There are factions around both companies keen to buy selectively. Management teams, competitors and aggressors.
Is smaller better?
It starts to feel like ‘small and local is beautiful’ which is exactly what we heard from Nick Ridley in the late 1980s – entrepreneurial spirit, release from the dead hand of central planning, empowered management…
What we might have learned on the way is that it is small local monopolies that deliver highest margins.
Whilst both companies have arrived at their present situation through totally different routes, and are in different situations, it feels as if some of the consequences of consolidation are catching up.
Those ‘economies of scale’, the ‘global procurement’, ‘purchasing power’, are now being questioned. As a senior director of one of them said – ‘my parent company knows the price of everything and the value of nothing’.
Central purchasing
Many PLC subsidiary MDs have heard about the ‘power of central purchasing’ but have never seen the profit and loss benefits. Too often the central purchasing function delivers you a £50 computer mouse eight weeks after you needed it.
Have the PLCs spent too long streamlining and reorganising? Trying to create systems and feed the centre? And in so doing spent too little time being entrepreneurial?

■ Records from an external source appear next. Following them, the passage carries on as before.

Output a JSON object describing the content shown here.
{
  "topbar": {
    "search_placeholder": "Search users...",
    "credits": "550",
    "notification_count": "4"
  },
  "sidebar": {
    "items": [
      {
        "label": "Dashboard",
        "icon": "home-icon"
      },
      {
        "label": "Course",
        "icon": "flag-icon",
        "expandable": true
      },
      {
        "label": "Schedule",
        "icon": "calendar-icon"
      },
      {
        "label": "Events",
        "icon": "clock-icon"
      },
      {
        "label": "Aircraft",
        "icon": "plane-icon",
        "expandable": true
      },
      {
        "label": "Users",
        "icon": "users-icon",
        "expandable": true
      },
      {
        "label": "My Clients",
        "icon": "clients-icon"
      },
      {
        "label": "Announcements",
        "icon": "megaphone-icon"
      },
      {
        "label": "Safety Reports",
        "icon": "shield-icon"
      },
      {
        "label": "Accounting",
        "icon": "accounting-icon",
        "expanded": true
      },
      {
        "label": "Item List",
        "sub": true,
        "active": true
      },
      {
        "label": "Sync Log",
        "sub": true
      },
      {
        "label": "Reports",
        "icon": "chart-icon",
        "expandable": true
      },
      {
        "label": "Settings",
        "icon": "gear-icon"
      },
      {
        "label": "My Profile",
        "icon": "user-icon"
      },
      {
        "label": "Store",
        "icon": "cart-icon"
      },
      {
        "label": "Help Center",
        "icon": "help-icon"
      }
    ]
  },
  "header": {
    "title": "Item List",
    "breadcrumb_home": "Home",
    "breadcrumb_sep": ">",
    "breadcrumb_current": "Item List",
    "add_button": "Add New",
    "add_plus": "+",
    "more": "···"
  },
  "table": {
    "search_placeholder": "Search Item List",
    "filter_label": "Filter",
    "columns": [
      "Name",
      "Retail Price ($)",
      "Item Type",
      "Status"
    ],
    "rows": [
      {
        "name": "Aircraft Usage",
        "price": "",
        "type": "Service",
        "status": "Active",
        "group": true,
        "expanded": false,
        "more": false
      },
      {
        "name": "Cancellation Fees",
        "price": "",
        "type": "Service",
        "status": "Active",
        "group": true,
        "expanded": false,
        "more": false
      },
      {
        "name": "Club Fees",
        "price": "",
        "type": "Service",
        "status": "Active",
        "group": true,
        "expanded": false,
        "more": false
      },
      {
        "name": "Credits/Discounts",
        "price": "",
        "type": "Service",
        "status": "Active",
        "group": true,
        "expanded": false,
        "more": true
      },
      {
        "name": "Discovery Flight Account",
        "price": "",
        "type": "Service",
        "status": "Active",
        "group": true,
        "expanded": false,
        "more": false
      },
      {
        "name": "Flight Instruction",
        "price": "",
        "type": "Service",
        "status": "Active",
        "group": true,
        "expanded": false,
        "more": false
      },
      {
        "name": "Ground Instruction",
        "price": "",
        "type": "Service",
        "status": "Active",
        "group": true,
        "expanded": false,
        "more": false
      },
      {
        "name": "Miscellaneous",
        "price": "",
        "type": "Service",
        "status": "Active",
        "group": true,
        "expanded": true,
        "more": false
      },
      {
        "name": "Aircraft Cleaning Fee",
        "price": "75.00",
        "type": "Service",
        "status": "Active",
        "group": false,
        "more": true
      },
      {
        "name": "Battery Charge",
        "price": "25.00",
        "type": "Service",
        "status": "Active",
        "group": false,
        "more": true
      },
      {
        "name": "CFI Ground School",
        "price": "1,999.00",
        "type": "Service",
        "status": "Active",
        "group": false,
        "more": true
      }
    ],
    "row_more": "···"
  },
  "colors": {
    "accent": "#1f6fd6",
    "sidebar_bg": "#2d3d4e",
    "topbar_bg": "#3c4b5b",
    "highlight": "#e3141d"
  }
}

It feels like local management might once again be overcoming the frustrations of central control, using their good connections with stakeholders, having slightly discreet visits to the pub with the Trades Union, and thwarting the central functions much as they did 30 years ago.
Is local best?
Of all the PLCs, Go-Ahead has, perhaps, been the one that has consistently given the local subsidiaries the most headroom and had the thinnest central bunker. First Bus under Giles Fearnley has made much progress in the decentralisation thanks to a huge improvement in employing local talent.
There are obviously some central functions – like legal and HR – where the centre can be hugely supportive, it feels to me, though that the lesson is that whatever the attractions of more centralisation and a ‘cookie-cutter’ approach to structure, most of the rest is best done local with a large degree of autonomy.
And it feels like the industry might just be learning this again for the second time?